The Boston Globe reported (here and here) Boston University's (BUs) sluggish public response to an apparent tularemia outbreak at one of its research laboratories. In May, 2004, two laboratory staff became ill with flu-like illnesses. After a third worker got sick in October, researchers discovered that instead of working with harmless bacteria, their specimens were contaminated with a virulent tularemia strain. On November 4, the University's Biosafety Committee shut down the research project.
Why mention this here? Apparently, Massachusetts law requires immediate reporting of infectious diseases like tularemia, yet BU did not report the outbreak to the public health department until November 9. BU has been planning the construction of a Level 4 laboratory to study extremely virulent pathogens at a site in the densely populated South End of Boston. To gain approval for the new laboratory, BU filed an environmental impact report with the state Environmental Affairs department that claimed a perfect safety record for protecting workers against laboratory acquired infections. However, BU failed to update the report with information about the outbreak, despite state environmental regulations that require such corrections.
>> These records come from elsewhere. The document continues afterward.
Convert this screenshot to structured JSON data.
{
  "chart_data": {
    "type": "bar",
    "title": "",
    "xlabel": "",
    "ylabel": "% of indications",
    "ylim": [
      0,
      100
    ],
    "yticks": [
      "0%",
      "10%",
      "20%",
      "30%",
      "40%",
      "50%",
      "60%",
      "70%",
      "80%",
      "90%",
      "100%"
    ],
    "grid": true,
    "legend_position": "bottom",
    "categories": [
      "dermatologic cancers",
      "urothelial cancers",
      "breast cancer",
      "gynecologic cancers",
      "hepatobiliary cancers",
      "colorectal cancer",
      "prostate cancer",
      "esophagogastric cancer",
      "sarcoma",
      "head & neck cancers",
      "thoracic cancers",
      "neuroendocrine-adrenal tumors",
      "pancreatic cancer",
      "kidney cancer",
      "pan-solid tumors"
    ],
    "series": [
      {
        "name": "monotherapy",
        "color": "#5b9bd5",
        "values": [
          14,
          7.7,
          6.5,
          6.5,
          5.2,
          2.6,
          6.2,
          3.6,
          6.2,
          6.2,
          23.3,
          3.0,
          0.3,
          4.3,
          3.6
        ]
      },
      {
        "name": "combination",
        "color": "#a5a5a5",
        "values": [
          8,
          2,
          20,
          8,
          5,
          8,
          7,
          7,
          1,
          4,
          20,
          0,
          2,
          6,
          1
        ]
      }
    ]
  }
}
Finally, as a Globe editorial noted, to sell the laboratory to a dubious public, BU promised maximum opennes and candor. However, BU never notified the public of the tularemia outbreak until the stories appeared in the Globe. At that point, the spin put on the events by BU spokesperson Ellen Berlin was, "It doesn't change our stellar safety record." Moreover, our "first obligation in this incident was to ensure there was no public health risk and to report the incident to ... local, state, and federal public health authorities," although, not apparently, to do so very quickly.
As a Globe columnist pointed out, "Trust is a fragile thing - hard to build, harder still to rebuild." Many large health care organizations need some serious education about what openness and candor really mean.